Well, yeah. If I was a betting man, and I sometimes am, I would speculate that Democrats are going to hold the presidency next and it’ll be just in time for the stock market to crash.

All it will take is oneinvestigation, one major implosion (hopefully NVIDIA, OpenAI, or both) or something else for the underpinning to come loose.

Since Republicans are unlikely to launch any kind of criminal probe (or other kind of interfering action), they can most likely keep the bubble propped up for quite a while.

TBH, what I am more scared of is if the bubble doesn’t pop soon. With OpenAI dumping money into consulting services and investors openly declaring that the end goal is to achieve vendor lock-in, it sets a ton of companies up for failure if they were dumb enough to make all of their core services dependent on OpenAI.

Either companies keep paying OpenAI to keep their core offerings alive or they can’t, and go bankrupt if they can’t convert their infrastructure and services.

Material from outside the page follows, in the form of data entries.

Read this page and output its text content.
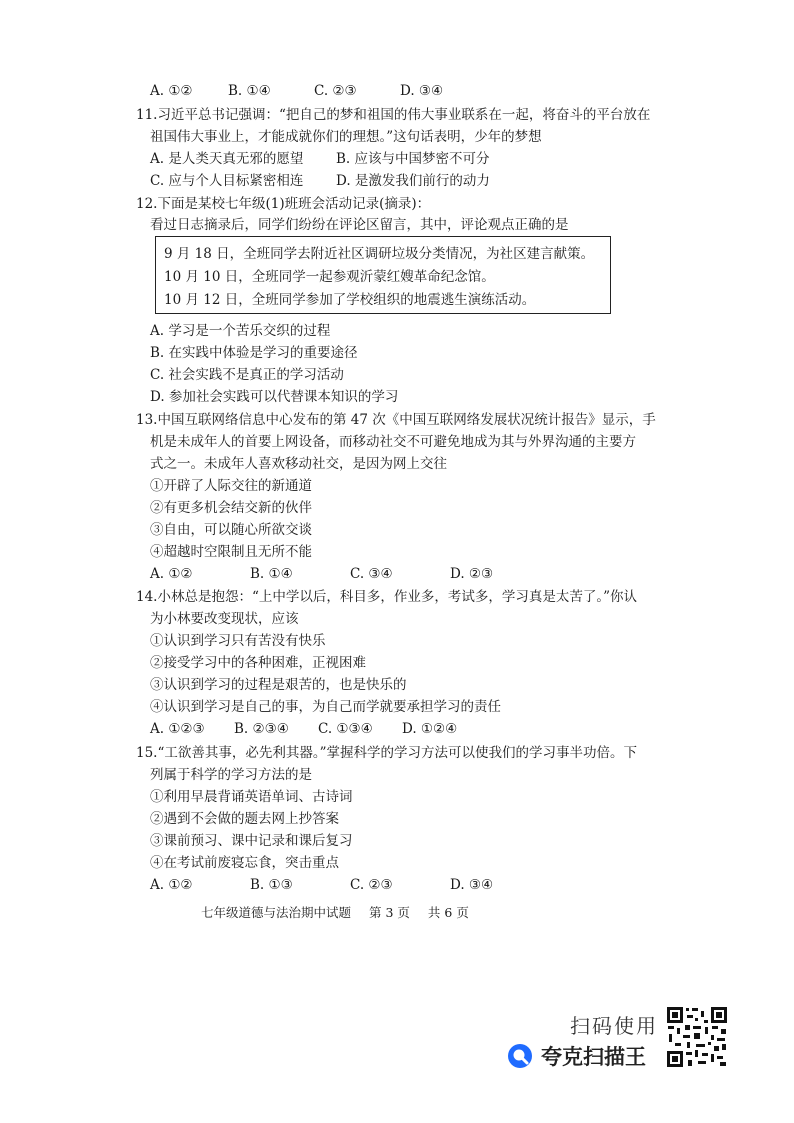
A. ①②	B. ①④	C. ②③	D. ③④
11.习近平总书记强调：“把自己的梦和祖国的伟大事业联系在一起，将奋斗的平台放在
祖国伟大事业上，才能成就你们的理想。”这句话表明，少年的梦想
A. 是人类天真无邪的愿望 B. 应该与中国梦密不可分
C. 应与个人目标紧密相连 D. 是激发我们前行的动力
12.下面是某校七年级(1)班班会活动记录(摘录)：
看过日志摘录后，同学们纷纷在评论区留言，其中，评论观点正确的是
9 月 18 日，全班同学去附近社区调研垃圾分类情况，为社区建言献策。
10 月 10 日，全班同学一起参观沂蒙红嫂革命纪念馆。
10 月 12 日，全班同学参加了学校组织的地震逃生演练活动。
A. 学习是一个苦乐交织的过程
B. 在实践中体验是学习的重要途径
C. 社会实践不是真正的学习活动
D. 参加社会实践可以代替课本知识的学习
13.中国互联网络信息中心发布的第 47 次《中国互联网络发展状况统计报告》显示，手
机是未成年人的首要上网设备，而移动社交不可避免地成为其与外界沟通的主要方
式之一。未成年人喜欢移动社交，是因为网上交往
①开辟了人际交往的新通道
②有更多机会结交新的伙伴
③自由，可以随心所欲交谈
④超越时空限制且无所不能
A. ①②	B. ①④	C. ③④	D. ②③
14.小林总是抱怨：“上中学以后，科目多，作业多，考试多，学习真是太苦了。”你认
为小林要改变现状，应该
①认识到学习只有苦没有快乐
②接受学习中的各种困难，正视困难
③认识到学习的过程是艰苦的，也是快乐的
④认识到学习是自己的事，为自己而学就要承担学习的责任
A. ①②③ B. ②③④ C. ①③④ D. ①②④
15.“工欲善其事，必先利其器。”掌握科学的学习方法可以使我们的学习事半功倍。下
列属于科学的学习方法的是
①利用早晨背诵英语单词、古诗词
②遇到不会做的题去网上抄答案
③课前预习、课中记录和课后复习
④在考试前废寝忘食，突击重点
A. ①②	B. ①③	C. ②③	D. ③④
七年级道德与法治期中试题 第 3 页 共 6 页
扫码使用
夸克扫描王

The sooner that all of these shit OpenAI sub-service vendors die, the better. Venture capital will start drying up and OpenAI will lose their “path to profitability”. (It’s almost sounding like how meme coins support BTC… I digress.)

Hell, I haven’t even touched on inflated company valuations and how AI LLM market growth is being fabricated, in part, by shoving AI integrations into every product imaginable.

I’ll shut up now, but my point is that I am just applying the same shit I saw back in 2008 where the magic product was sub-prime mortgages coupled with hyper-risky market bets. Obviously, there are differences, but the core failure modes at the same.